Abortion rights — weak response from MPs

Submitted by AWL on 25 January, 2008 - 9:33 Author: Amy Fisher

On January 16, a parliamentary rally organised by Abortion Rights packed out two committee rooms with over 300 people. Speakers included various MPs and Lords from all three parties, the TUC women’s officer, an adviser to Ken Livingstone and the Fawcett Society.

In the usual mould of such meetings the platform was full and speeches took the majority of the time, leaving little for contributions from the floor. Activists were told of the parliamentary threat and the possibility of a victory in repealing the “two doctors” rule when the Human Fertilisation and Embryology act passes and assured that the support for abortion rights crosses the “parliamentary divide”.

The most radical speech of the evening came (surprisingly) from Diane Abbott, denouncing the anti-choice lobby and explaining they’re motivated by hatred of women, not concern for children (she highlighted their lack of interest in child poverty and the welfare of asylum-seeking children).

When speakers from the floor got a chance, they were almost all more activist-focused and posed more radical demands. A Green Party member raised a few heckles when she claimed they’re the only party with a pro-choice “line” on abortion rights — despite the complaints of staunch Labour hacks, this is technically true as the three main parties all allow a free “conscience” vote in the Commons.

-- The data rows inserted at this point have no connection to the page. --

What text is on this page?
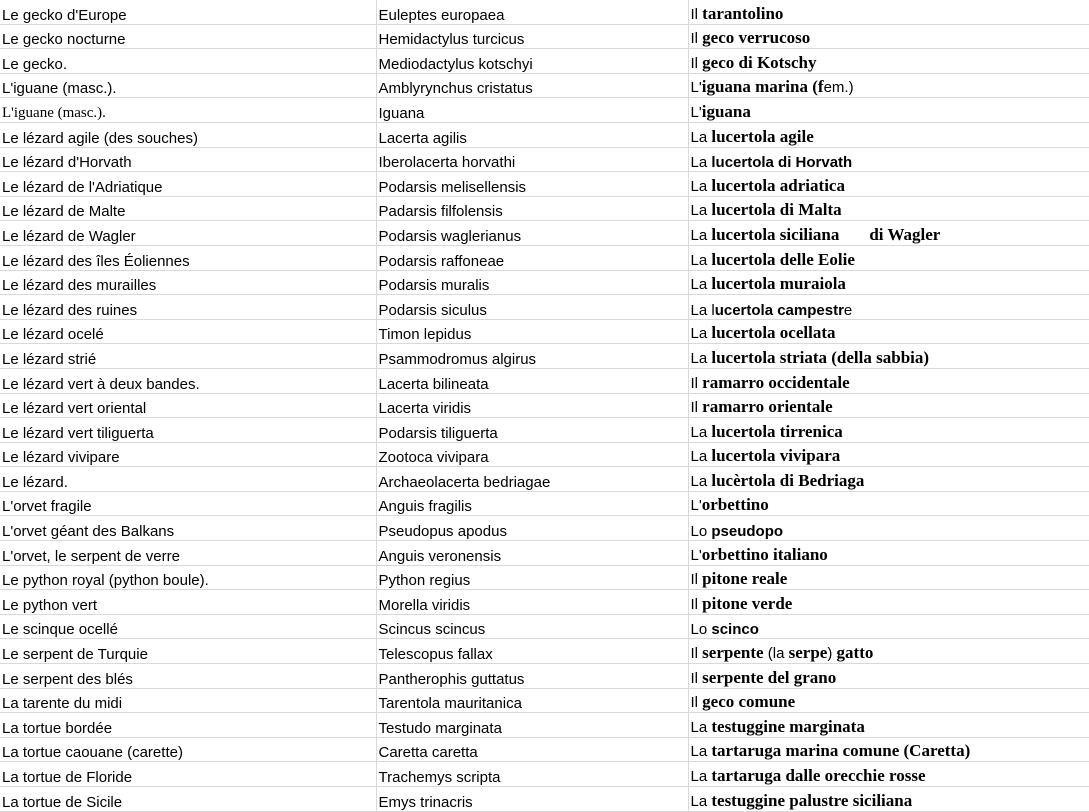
Le gecko d'Europe	Euleptes europaea	Il tarantolino
Le gecko nocturne	Hemidactylus turcicus	Il geco verrucoso
Le gecko.	Mediodactylus kotschyi	Il geco di Kotschy
L'iguane (masc.).	Amblyrynchus cristatus	L'iguana marina (fem.)
L'iguane (masc.).	Iguana	L'iguana
Le lézard agile (des souches)	Lacerta agilis	La lucertola agile
Le lézard d'Horvath	Iberolacerta horvathi	La lucertola di Horvath
Le lézard de l'Adriatique	Podarsis melisellensis	La lucertola adriatica
Le lézard de Malte	Padarsis filfolensis	La lucertola di Malta
Le lézard de Wagler	Podarsis waglerianus	La lucertola siciliana di Wagler
Le lézard des îles Éoliennes	Podarsis raffoneae	La lucertola delle Eolie
Le lézard des murailles	Podarsis muralis	La lucertola muraiola
Le lézard des ruines	Podarsis siculus	La lucertola campestre
Le lézard ocelé	Timon lepidus	La lucertola ocellata
Le lézard strié	Psammodromus algirus	La lucertola striata (della sabbia)
Le lézard vert à deux bandes.	Lacerta bilineata	Il ramarro occidentale
Le lézard vert oriental	Lacerta viridis	Il ramarro orientale
Le lézard vert tiliguerta	Podarsis tiliguerta	La lucertola tirrenica
Le lézard vivipare	Zootoca vivipara	La lucertola vivipara
Le lézard.	Archaeolacerta bedriagae	La lucèrtola di Bedriaga
L'orvet fragile	Anguis fragilis	L'orbettino
L'orvet géant des Balkans	Pseudopus apodus	Lo pseudopo
L'orvet, le serpent de verre	Anguis veronensis	L'orbettino italiano
Le python royal (python boule).	Python regius	Il pitone reale
Le python vert	Morella viridis	Il pitone verde
Le scinque ocellé	Scincus scincus	Lo scinco
Le serpent de Turquie	Telescopus fallax	Il serpente (la serpe) gatto
Le serpent des blés	Pantherophis guttatus	Il serpente del grano
La tarente du midi	Tarentola mauritanica	Il geco comune
La tortue bordée	Testudo marginata	La testuggine marginata
La tortue caouane (carette)	Caretta caretta	La tartaruga marina comune (Caretta)
La tortue de Floride	Trachemys scripta	La tartaruga dalle orecchie rosse
La tortue de Sicile	Emys trinacris	La testuggine palustre siciliana
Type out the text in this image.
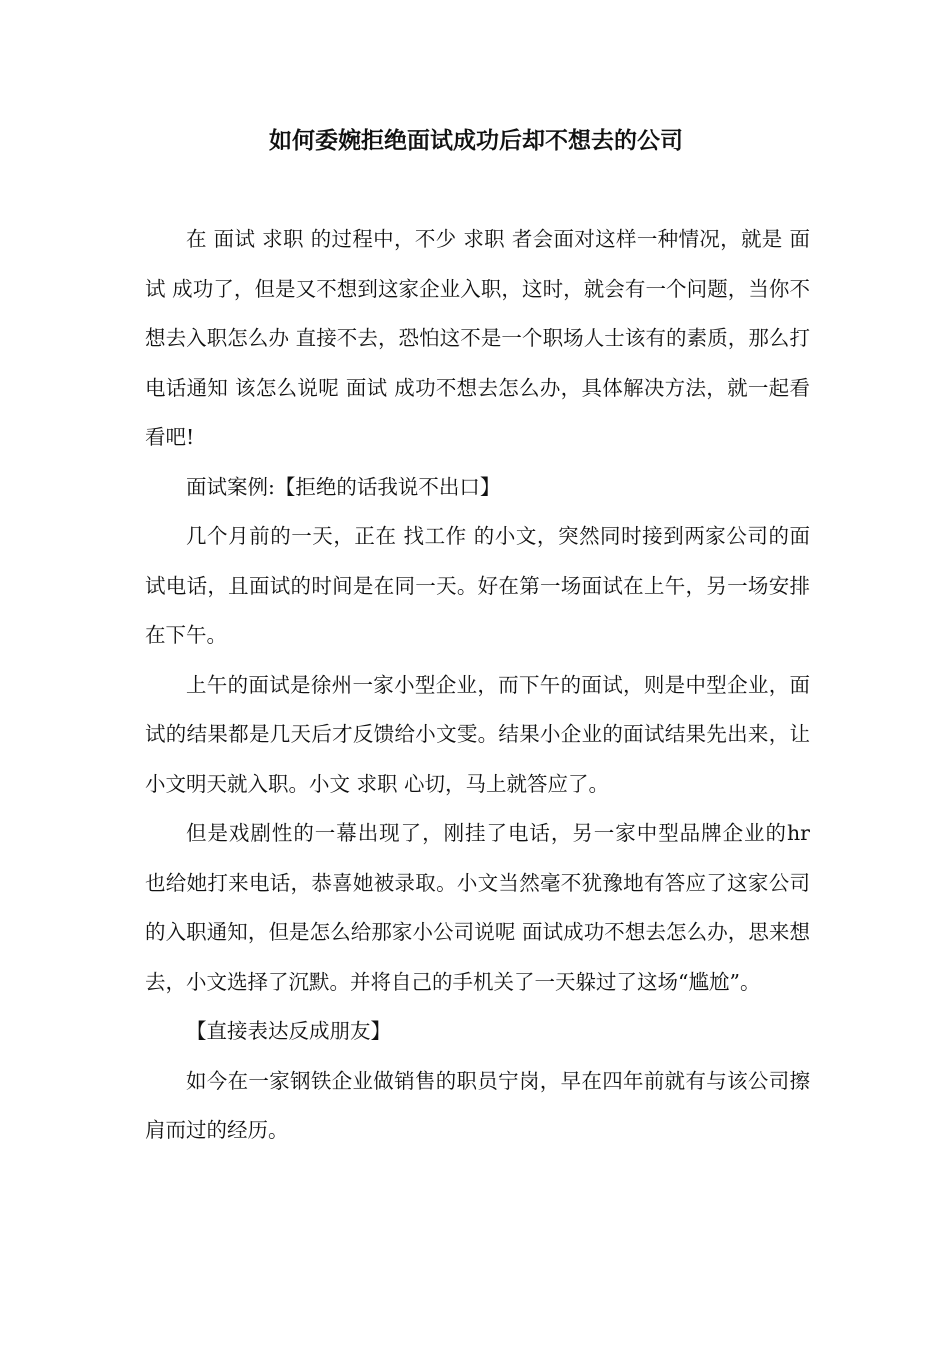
如何委婉拒绝面试成功后却不想去的公司

在 面试 求职 的过程中，不少 求职 者会面对这样一种情况，就是 面试 成功了，但是又不想到这家企业入职，这时，就会有一个问题，当你不想去入职怎么办 直接不去，恐怕这不是一个职场人士该有的素质，那么打电话通知 该怎么说呢 面试 成功不想去怎么办，具体解决方法，就一起看看吧!

面试案例:【拒绝的话我说不出口】

几个月前的一天，正在 找工作 的小文，突然同时接到两家公司的面试电话，且面试的时间是在同一天。好在第一场面试在上午，另一场安排在下午。

上午的面试是徐州一家小型企业，而下午的面试，则是中型企业，面试的结果都是几天后才反馈给小文雯。结果小企业的面试结果先出来，让小文明天就入职。小文 求职 心切，马上就答应了。

但是戏剧性的一幕出现了，刚挂了电话，另一家中型品牌企业的hr 也给她打来电话，恭喜她被录取。小文当然毫不犹豫地有答应了这家公司的入职通知，但是怎么给那家小公司说呢 面试成功不想去怎么办，思来想去，小文选择了沉默。并将自己的手机关了一天躲过了这场“尴尬”。

【直接表达反成朋友】

如今在一家钢铁企业做销售的职员宁岗，早在四年前就有与该公司擦肩而过的经历。
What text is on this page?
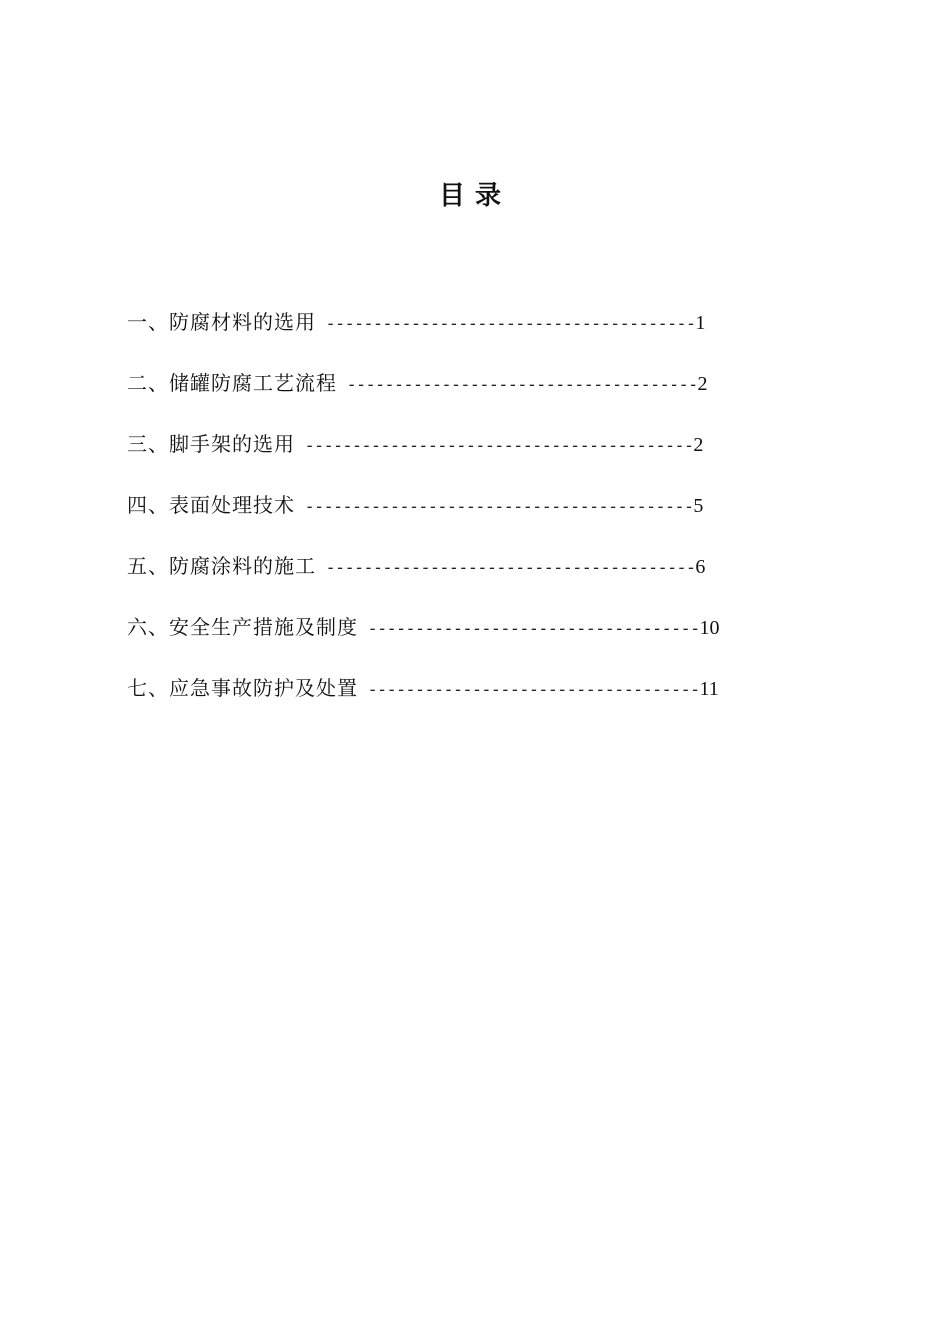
目录
一、防腐材料的选用 ---------------------------------------1
二、储罐防腐工艺流程 -------------------------------------2
三、脚手架的选用 -----------------------------------------2
四、表面处理技术 -----------------------------------------5
五、防腐涂料的施工 ---------------------------------------6
六、安全生产措施及制度 -----------------------------------10
七、应急事故防护及处置 -----------------------------------11
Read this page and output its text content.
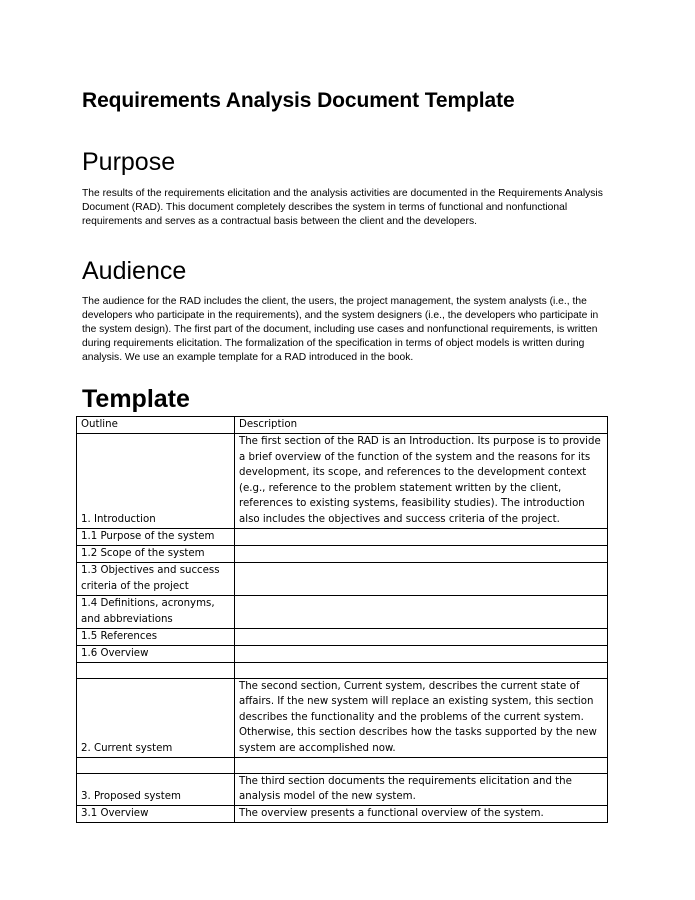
Requirements Analysis Document Template
Purpose

The results of the requirements elicitation and the analysis activities are documented in the Requirements Analysis Document (RAD). This document completely describes the system in terms of functional and nonfunctional requirements and serves as a contractual basis between the client and the developers.

Audience

The audience for the RAD includes the client, the users, the project management, the system analysts (i.e., the developers who participate in the requirements), and the system designers (i.e., the developers who participate in the system design). The first part of the document, including use cases and nonfunctional requirements, is written during requirements elicitation. The formalization of the specification in terms of object models is written during analysis. We use an example template for a RAD introduced in the book.

Template
Outline	Description

1. Introduction	The first section of the RAD is an Introduction. Its purpose is to provide a brief overview of the function of the system and the reasons for its development, its scope, and references to the development context (e.g., reference to the problem statement written by the client, references to existing systems, feasibility studies). The introduction also includes the objectives and success criteria of the project.

1.1 Purpose of the system	

1.2 Scope of the system	

1.3 Objectives and success criteria of the project	

1.4 Definitions, acronyms, and abbreviations	

1.5 References	

1.6 Overview	

2. Current system	The second section, Current system, describes the current state of affairs. If the new system will replace an existing system, this section describes the functionality and the problems of the current system. Otherwise, this section describes how the tasks supported by the new system are accomplished now.

3. Proposed system	The third section documents the requirements elicitation and the analysis model of the new system.

3.1 Overview	The overview presents a functional overview of the system.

Various contributions posed the need for direct action, which thankfully appears to (finally) be listened to by Abortion Rights — they’re staging a picket of Ann Widdecombe’s forthcoming anti-abortion speaker tour on 6 February.

Questions raised by Feminist Fightback activists about unity with the trade union movement, mass direct action and demands around real choice for working class women (living minimum wage, free universal childcare, ending NHS privatisation etc.) were not picked up on by speakers replying to the audience, and still appear a step too far for a cross-party lobbying campaign. The move to direct action is a positive step however, and socialist activists should intervene on demonstrations with our own demands for reproductive rights.